Long-suffering readers of this, my blog, will remember the sad tale of Lisa Laflamme, Florida real estate person, who put her retirement contribution on the wrong line of her return, and was rescued from a Section 6662 chop by Judge Vasquez, as more particularly bounded and described in my blogpost “Whose Line Is It, Anyway?”, 2/8/12.
Today’s sermonette focuses upon another misplaced entry, but here the taxpayer is seeing double. This is the tale of Robert S. McQuate and Linda S. McQuate, 2014 T. C. Memo. 165, filed 8/14/14, as told by Judge Ruwe. Or rather, it’s partly the tale of Rob Mac and Lin Mac, but also the tale of their attorney, whom I shall hereinafter designate as Max.
Rob Mac and Lin Mac had an S Corp that performed consulting services. For the year at issue, the Sub S consulted with A, a partnership in which the Macs were partners, and got paid $59K, which turned up on the S Corp’s 1120S in the right place. But the Macs reported neither gain nor loss from A.
When, two years later, A finally sent the Macs a K-1 for the year at issue, it showed a guaranteed payment and an ordinary loss, which netted out to a $900 loss, and the Macs filed a 1040X with the revised numbers timely, asking for a refund.
Three years later, but still timely, IRS dropped a FPAA on A, and cut the Macs’ ordinary loss by two-thirds. The Macs and the A tax matterer did not petition the FPAA.
IRS hits the Macs with a deficiency of $15K. The Macs claim they picked up the right numbers on their original 1040, and didn’t remember, when they filed the 1040X, that the numbers A’s accountant put on the K-1 were wrong, because the Macs gave at the office, having picked up the right number years before.
Well, the Macs get a SNOD, petition, and with a quick exchange of 1040, 1120-S and 1040X (with the ledger from the Sub S showing the right payment), the deficiency gets erased.
So why am I telling you this? Because Max wants $27K in legal and administrative costs and fees, and the Macs file a Section 7430 petition in support thereof.
Max wants costs for years other than the one at issue, and that’s a nonstarter. “Petitioners ask that we award costs incurred with respect to taxable years that are not before the Court. To do so would exceed our jurisdiction and on this record would be inappropriate.” 2014 T. C. Memo. 165, at p. 4, footnote 2.
You can see this is off to a bad start, and it doesn’t improve. “Petitioners’ counsel did not provide a detailed schedule of the litigation and administrative costs incurred with respect to the [year at issue] Petitioners concede the reasonableness of respondent’s litigation position.” 2014 T. C. Memo. 165, at p. 5 (Footnote omitted, but Judge Ruwe therefore blows off the litigation fees).
So we’re left with administrative costs.
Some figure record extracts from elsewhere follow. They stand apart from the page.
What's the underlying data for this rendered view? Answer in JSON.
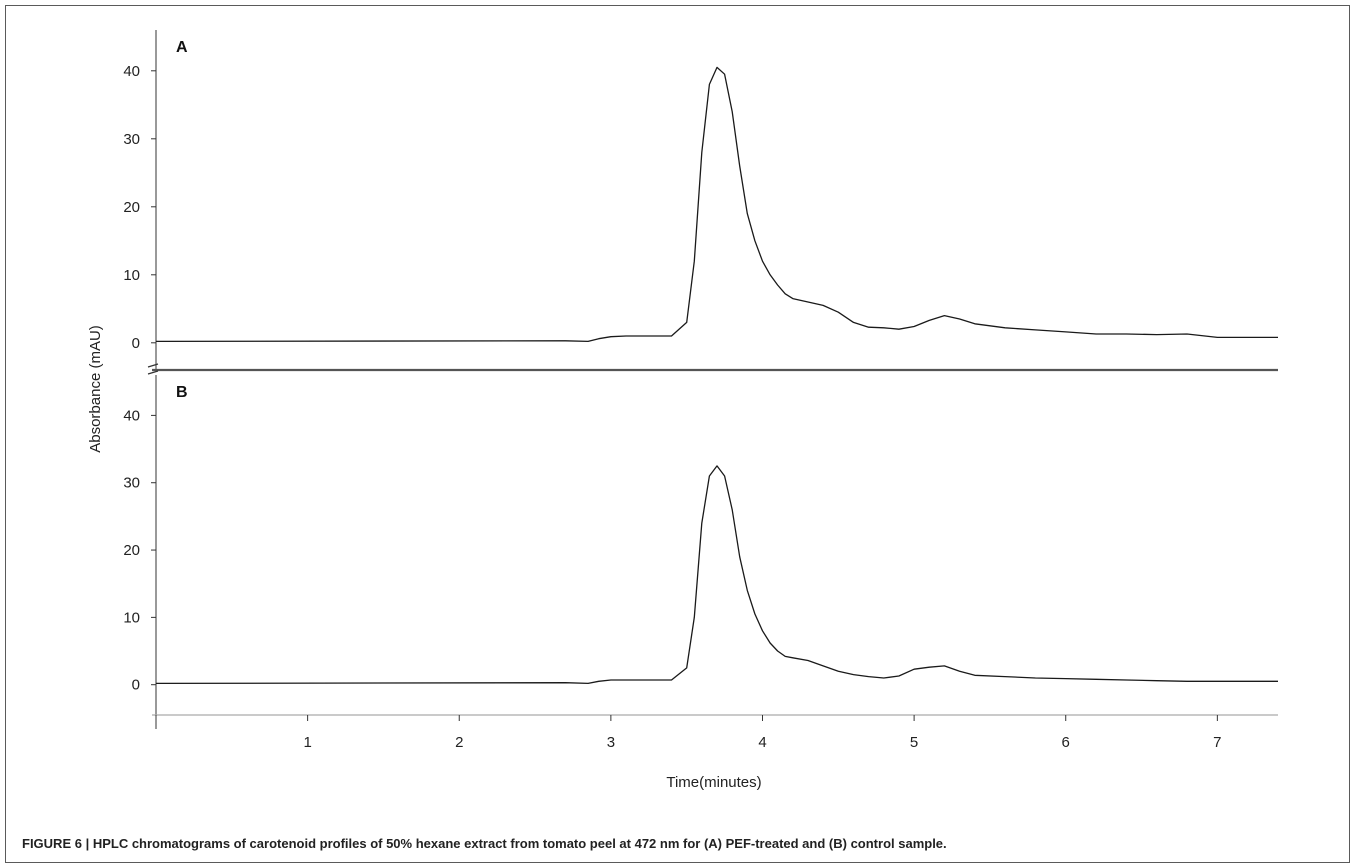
{
  "caption": "FIGURE 6 | HPLC chromatograms of carotenoid profiles of 50% hexane extract from tomato peel at 472 nm for (A) PEF-treated and (B) control sample.",
  "chart_data": {
    "type": "line",
    "xlabel": "Time(minutes)",
    "ylabel": "Absorbance (mAU)",
    "xlim": [
      0,
      7.4
    ],
    "x_ticks": [
      1,
      2,
      3,
      4,
      5,
      6,
      7
    ],
    "line_color": "#1a1a1a",
    "panels": [
      {
        "label": "A",
        "ylim": [
          -4,
          46
        ],
        "y_ticks": [
          0,
          10,
          20,
          30,
          40
        ],
        "series": [
          {
            "x": [
              0,
              2.7,
              2.85,
              2.92,
              3.0,
              3.1,
              3.4,
              3.5,
              3.55,
              3.6,
              3.65,
              3.7,
              3.75,
              3.8,
              3.85,
              3.9,
              3.95,
              4.0,
              4.05,
              4.1,
              4.15,
              4.2,
              4.3,
              4.4,
              4.5,
              4.6,
              4.7,
              4.8,
              4.9,
              5.0,
              5.1,
              5.2,
              5.3,
              5.4,
              5.6,
              5.8,
              6.0,
              6.2,
              6.4,
              6.6,
              6.8,
              7.0,
              7.4
            ],
            "y": [
              0.2,
              0.3,
              0.2,
              0.6,
              0.9,
              1.0,
              1.0,
              3.0,
              12.0,
              28.0,
              38.0,
              40.5,
              39.5,
              34.0,
              26.0,
              19.0,
              15.0,
              12.0,
              10.0,
              8.5,
              7.2,
              6.5,
              6.0,
              5.5,
              4.5,
              3.0,
              2.3,
              2.2,
              2.0,
              2.4,
              3.3,
              4.0,
              3.5,
              2.8,
              2.2,
              1.9,
              1.6,
              1.3,
              1.3,
              1.2,
              1.3,
              0.8,
              0.8
            ]
          }
        ]
      },
      {
        "label": "B",
        "ylim": [
          -4.5,
          46
        ],
        "y_ticks": [
          0,
          10,
          20,
          30,
          40
        ],
        "series": [
          {
            "x": [
              0,
              2.7,
              2.85,
              2.92,
              3.0,
              3.1,
              3.4,
              3.5,
              3.55,
              3.6,
              3.65,
              3.7,
              3.75,
              3.8,
              3.85,
              3.9,
              3.95,
              4.0,
              4.05,
              4.1,
              4.15,
              4.2,
              4.3,
              4.4,
              4.5,
              4.6,
              4.7,
              4.8,
              4.9,
              5.0,
              5.1,
              5.2,
              5.3,
              5.4,
              5.6,
              5.8,
              6.0,
              6.2,
              6.4,
              6.6,
              6.8,
              7.0,
              7.4
            ],
            "y": [
              0.2,
              0.3,
              0.2,
              0.5,
              0.7,
              0.7,
              0.7,
              2.5,
              10.0,
              24.0,
              31.0,
              32.5,
              31.0,
              26.0,
              19.0,
              14.0,
              10.5,
              8.0,
              6.2,
              5.0,
              4.2,
              4.0,
              3.6,
              2.8,
              2.0,
              1.5,
              1.2,
              1.0,
              1.3,
              2.3,
              2.6,
              2.8,
              2.0,
              1.4,
              1.2,
              1.0,
              0.9,
              0.8,
              0.7,
              0.6,
              0.5,
              0.5,
              0.5
            ]
          }
        ]
      }
    ]
  }
}
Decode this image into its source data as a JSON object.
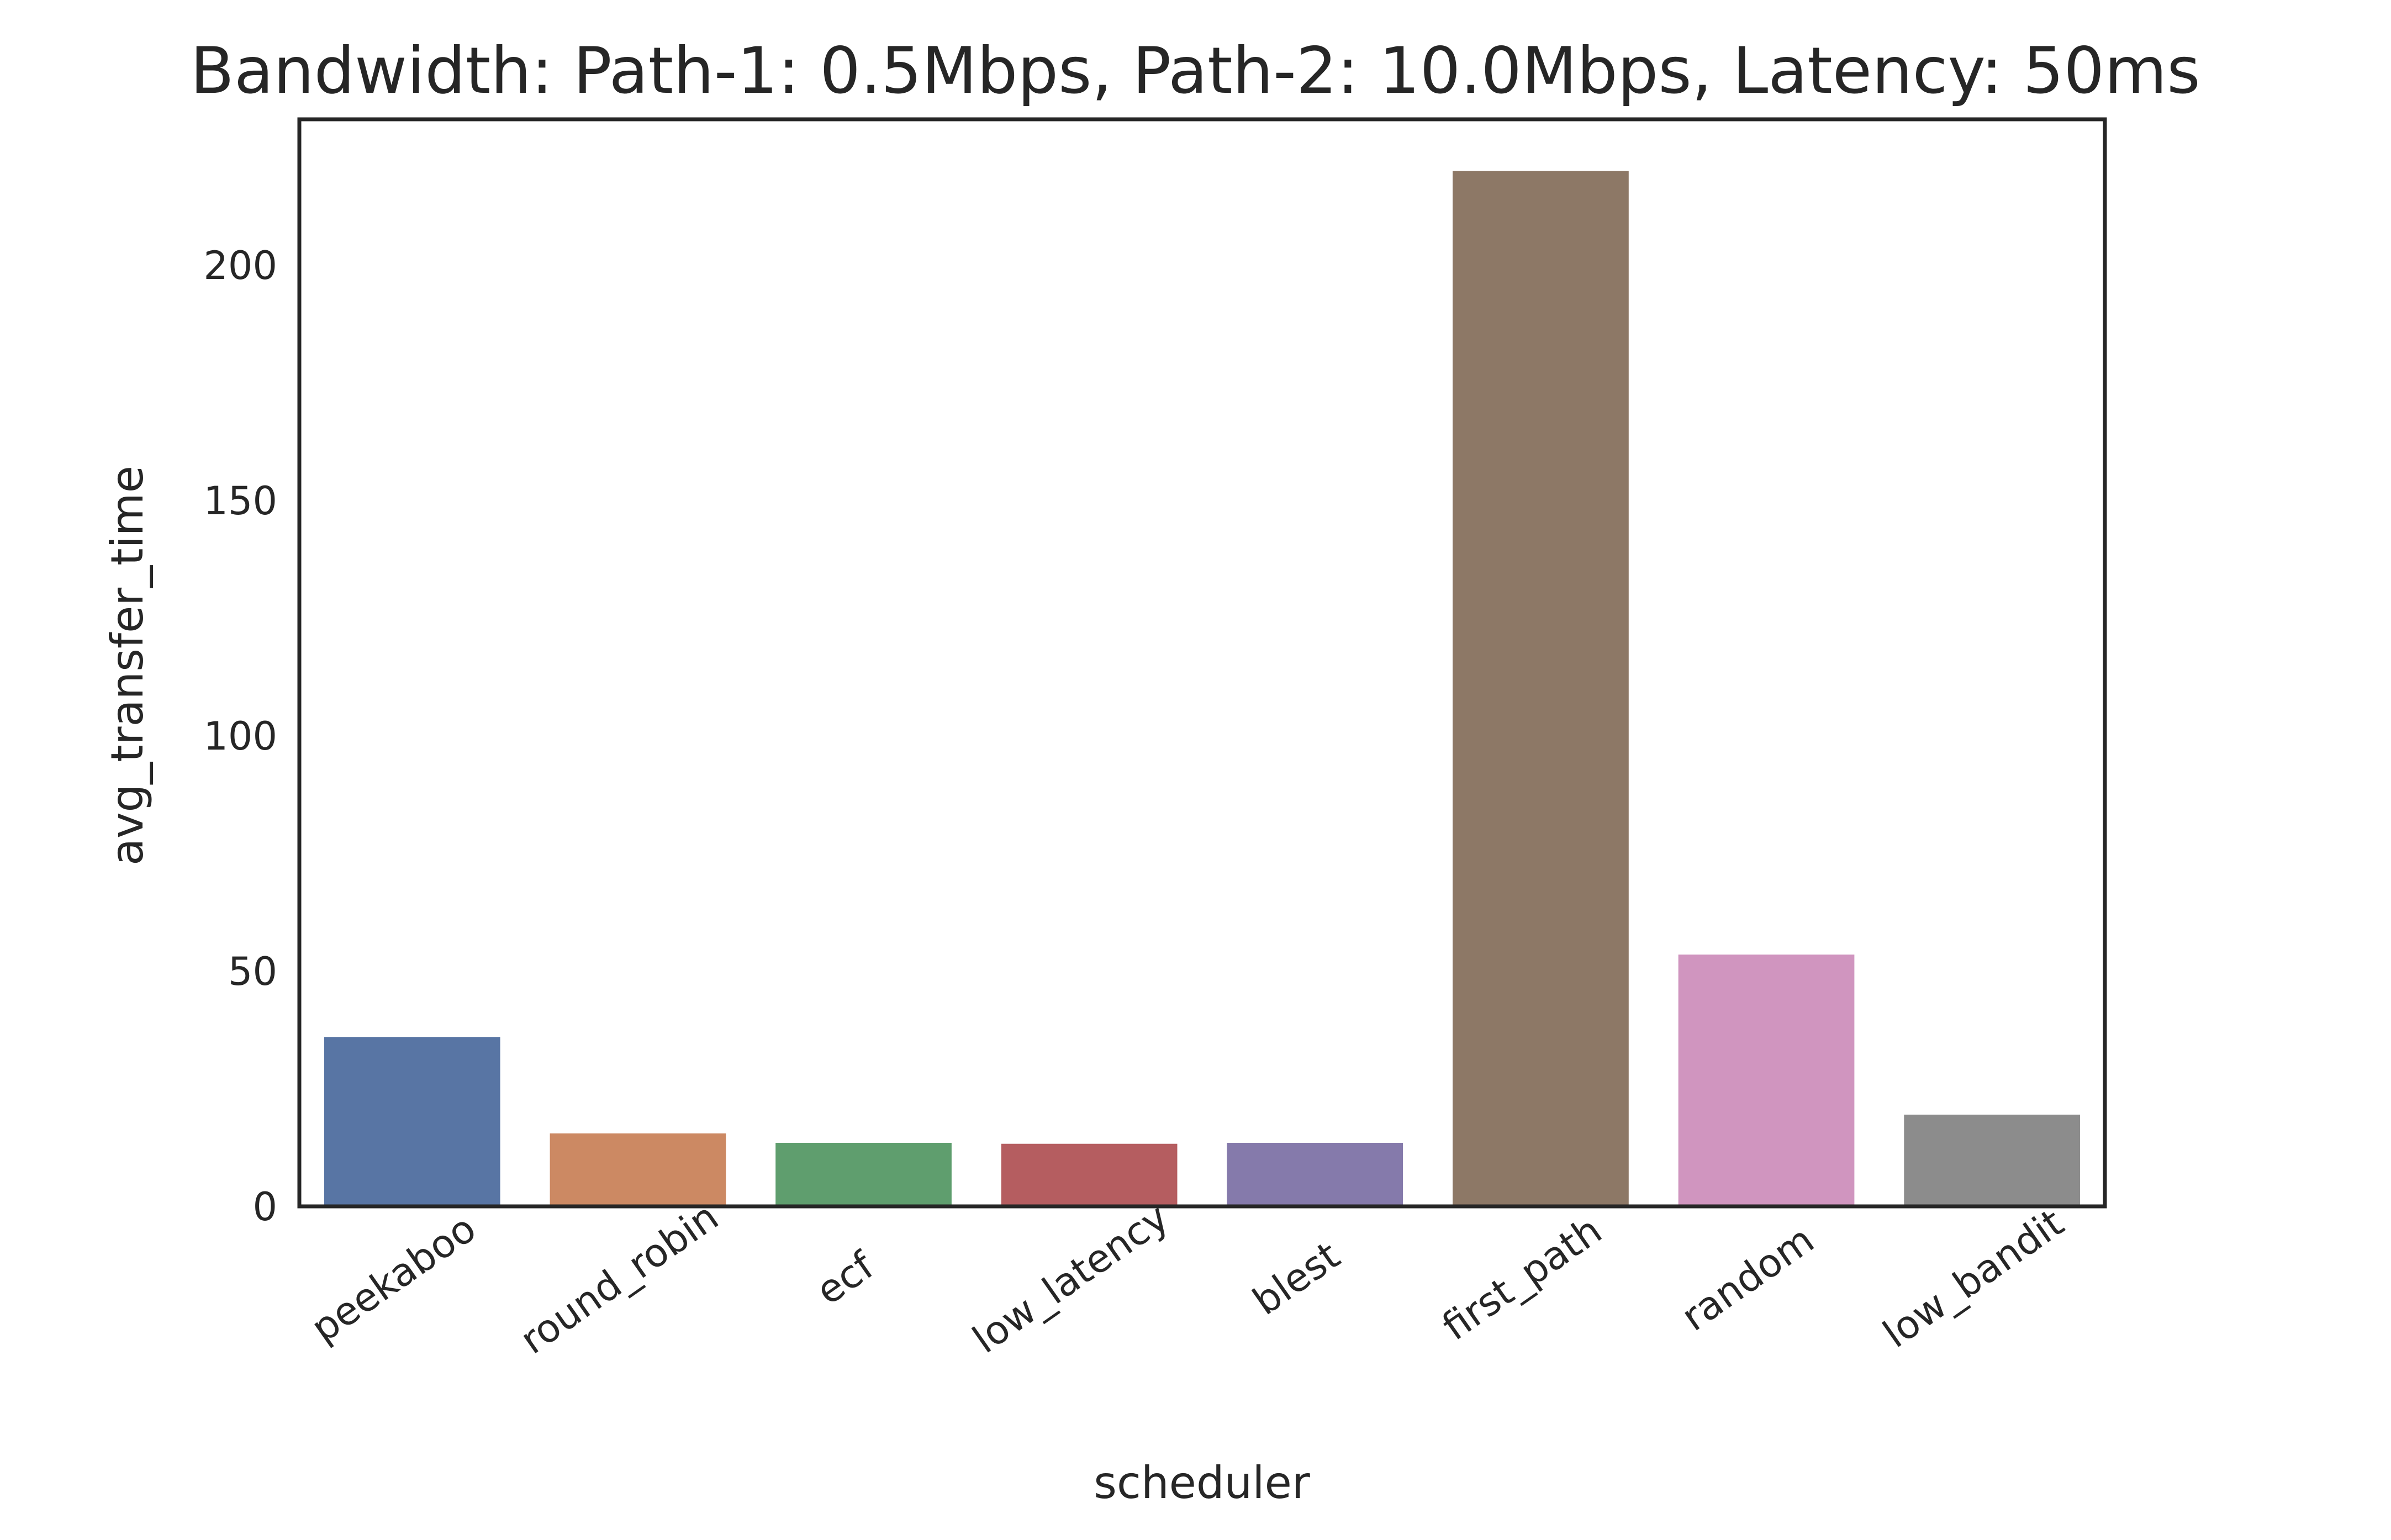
{
  "chart_data": {
    "type": "bar",
    "title": "Bandwidth: Path-1: 0.5Mbps, Path-2: 10.0Mbps, Latency: 50ms",
    "xlabel": "scheduler",
    "ylabel": "avg_transfer_time",
    "categories": [
      "peekaboo",
      "round_robin",
      "ecf",
      "low_latency",
      "blest",
      "first_path",
      "random",
      "low_bandit"
    ],
    "values": [
      36,
      15.5,
      13.5,
      13.3,
      13.5,
      220,
      53.5,
      19.5
    ],
    "colors": [
      "#5875a4",
      "#cc8963",
      "#5f9e6e",
      "#b55d60",
      "#857aab",
      "#8d7866",
      "#d095bf",
      "#8c8c8c"
    ],
    "yticks": [
      0,
      50,
      100,
      150,
      200
    ],
    "ylim": [
      0,
      231
    ],
    "grid": false,
    "legend": "none"
  }
}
And justification. Was the IRS justified, that is, would a reasonable person conclude that, as the moment the SNOD issued, the IRS was right based upon what information it had at the moment? That later information was provided, and that IRS thereupon folded, does not mean that IRS wasn’t justified.
Not until IRS got the ledger and the 1120-S could IRS have figured out that the Macs gave at the office. Max bombarded IRS with correspondence before then, and Judge Ruwe summarizes it. All Max told IRS was about other years and a non-receipt of a refund on the 1040X; Max never mentioned the year at issue until post-petition.
So no go.
Incidentally, “Respondent argues that the attorney’s fees are unreasonable. We need not address this issue since we have determined that respondent’s administrative position was substantially justified.” 2014 T. C. Memo. 165, at p. 11, footnote 5.
Takeaway- The time to win a Section 7430 is at examination. I know that this was a very tough case, because the K-1 came long enough after the year at issue so that memories were obscured, and the FPAA was a distraction. Again, keep good billing records. And litigation and administrative fee cases are very, very tough to win.